We discuss how the situation is developing around The Clean Network initiative and other measures aimed at “verification” of suppliers of technological solutions for practically all areas of activity in the United States. We will tell you what the American authorities are planning to do.
As part of the ongoing large-scale modernization of the US network infrastructure, the country’s authorities are rapidly reconsidering their attitude towards telecom providers with an opaque ownership structure and foreign participation. As a mechanism that could legitimize this procedure, the government put forward an initiative called The clean network… It is a multi-year program to gradually ensure that threats to national security and interests are minimized.
As it was developed, the expert group developed set of criteria, consisting of twenty-seven points, according to which specialized commissions will be able to assess the “level of trust” in providers of services and telecom equipment. The criteria are divided into three groups. The first one describes the management practices of the vendor and the state where its headquarters is located; the second is the degree of transparency of the organizational structure and the chain of beneficiaries; the third – questions on the topic of information security. A separate subsection of four points is devoted to recommendations to the government agencies themselves that apply this set of criteria.
Just a few months after that, Secretary of State Michael Pompeo proposed going beyond the network infrastructure and expanding the initiative to the entire spectrum of IT companies: from app stores and their developers to cloud providers and submarine communications networks. His idea was to check companies for unwanted ties with government and any other organizations from the PRC and to protect US interests from the influence of foreigners.
Immediately after the presidential election, Michael Pompeo was replaced by Anthony Blinken as Secretary of State. However, The Clean Network was not only not turned down, but also expanded in a peculiar way – Joe Biden signed an order to check all semiconductor supply chains and set aside one hundred days for it. He urged to pay special attention to those who supply manufacturers of smartphones, computers and other electronics. Plus – to see how the developers of high-power traction batteries for the automotive industry are doing.
The move could further complicate the already tense interactions between US companies and Chinese component manufacturers. The fact is that he was influenced by the so-called “trade war”, which was started by Donald Trump even before the emergence of global problems of an epidemiological nature. As a result, at the peak of the autumn wave of respiratory diseases, almost everyone – from Apple to Qualcomm – faced a shortage of components and were forced to turn to the authorities with requests for support. Interestingly, if not immediately, but most likely they will be able to get it. Groups of lobbyists from the IT, telecom industry and automakers have already approached the White House with a request to allocate funds for the development of manufacturing facilities in the United States.

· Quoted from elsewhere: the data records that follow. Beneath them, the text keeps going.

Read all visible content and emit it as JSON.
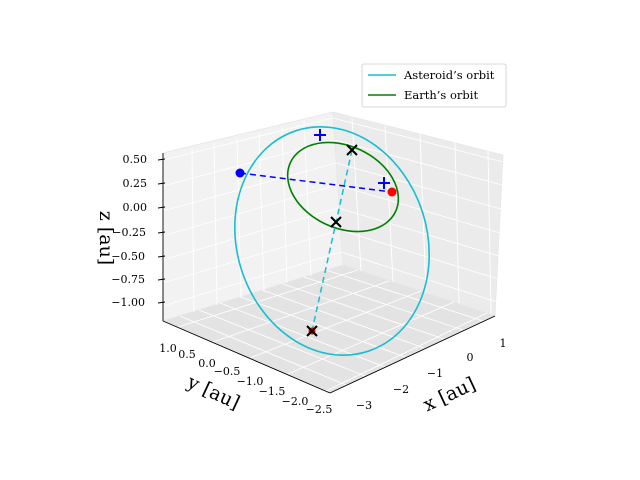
{
  "chart_data": {
    "type": "line",
    "projection": "3d",
    "xlabel": "$x$ [au]",
    "ylabel": "$y$ [au]",
    "zlabel": "$z$ [au]",
    "x_ticks": [
      "−3",
      "−2",
      "−1",
      "0",
      "1"
    ],
    "y_ticks": [
      "1.0",
      "0.5",
      "0.0",
      "−0.5",
      "−1.0",
      "−1.5",
      "−2.0",
      "−2.5"
    ],
    "z_ticks": [
      "0.50",
      "0.25",
      "0.00",
      "−0.25",
      "−0.50",
      "−0.75",
      "−1.00"
    ],
    "legend_position": "top-right",
    "series": [
      {
        "name": "Asteroid’s orbit",
        "color": "#17becf",
        "style": "solid"
      },
      {
        "name": "Earth’s orbit",
        "color": "#008000",
        "style": "solid"
      }
    ],
    "colors": {
      "blue": "#0000ff",
      "red": "#ff0000",
      "black": "#000000",
      "cyan": "#17becf",
      "green": "#008000"
    }
  }
}
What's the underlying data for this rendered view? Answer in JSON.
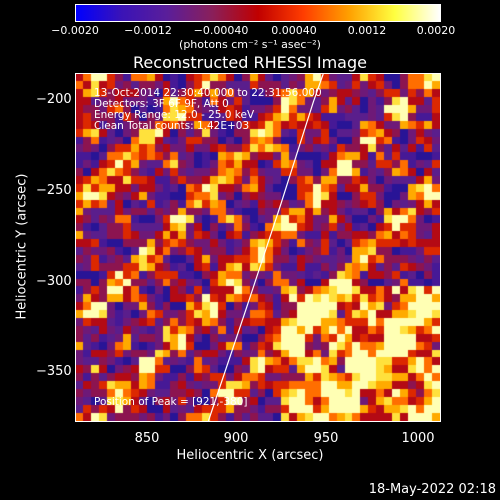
{
  "colorbar": {
    "ticks": [
      "−0.0020",
      "−0.0012",
      "−0.00040",
      "0.00040",
      "0.0012",
      "0.0020"
    ],
    "units_label": "(photons cm⁻² s⁻¹ asec⁻²)",
    "colors": [
      "#0000ff",
      "#3a13b7",
      "#5a1e9a",
      "#8a1f5a",
      "#c00000",
      "#ff3d00",
      "#ffa000",
      "#ffff40",
      "#ffffff"
    ]
  },
  "plot": {
    "title": "Reconstructed RHESSI Image",
    "info_lines": [
      "13-Oct-2014 22:30:40.000 to 22:31:56.000",
      "Detectors: 3F 6F 9F, Att 0",
      "Energy Range: 12.0 - 25.0 keV",
      "Clean     Total counts: 1.42E+03"
    ],
    "peak_label": "Position of Peak = [921,-380]",
    "xlabel": "Heliocentric X (arcsec)",
    "ylabel": "Heliocentric Y (arcsec)",
    "x_ticks": [
      "850",
      "900",
      "950",
      "1000"
    ],
    "y_ticks": [
      "−200",
      "−250",
      "−300",
      "−350"
    ]
  },
  "chart_data": {
    "type": "heatmap",
    "title": "Reconstructed RHESSI Image",
    "xlabel": "Heliocentric X (arcsec)",
    "ylabel": "Heliocentric Y (arcsec)",
    "xlim": [
      813,
      1000
    ],
    "ylim": [
      -380,
      -190
    ],
    "zlim": [
      -0.002,
      0.002
    ],
    "colorscale_ticks": [
      -0.002,
      -0.0012,
      -0.0004,
      0.0004,
      0.0012,
      0.002
    ],
    "peak": [
      921,
      -380
    ],
    "limb_points": [
      [
        881,
        -380
      ],
      [
        900,
        -320
      ],
      [
        918,
        -262
      ],
      [
        935,
        -205
      ],
      [
        940,
        -190
      ]
    ]
  },
  "footer": {
    "timestamp": "18-May-2022 02:18"
  }
}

Among other things, Biden’s order will affect other industries: defense, medicine, biological and food safety, transport and energy.
Even if the administration of the new president successfully deals with suppliers and technology vendors from the PRC like Huawei and other companies, such measures will not be enough to completely exclude the influence of Chinese partners on processes within the United States, and most importantly, in the world. According to expert report, The “digital silk road” has turned out to be much wider and more stable than one could imagine. Structures in China are actively investing in IT businesses and startups, selling equipment and software solutions to many countries.
Localized Chinese applications have already found their audience in Indonesia, firms from the PRC develop local data centers and collaborate with colleagues from this country in the development of AI systems. South Korea is also gradually pulling up, the same Huawei – ships iron to UAE, and Israel – one of the closest partners of the United States on security issues – even signed an agreement with China on a close scientific partnership.
Will Biden’s additional measures be sufficient under such conditions? Probably not. However, this does not mean that they will not be expanded again. Exactly what degree and how this may affect the life and well-being of the entire IT community is anyone’s guess.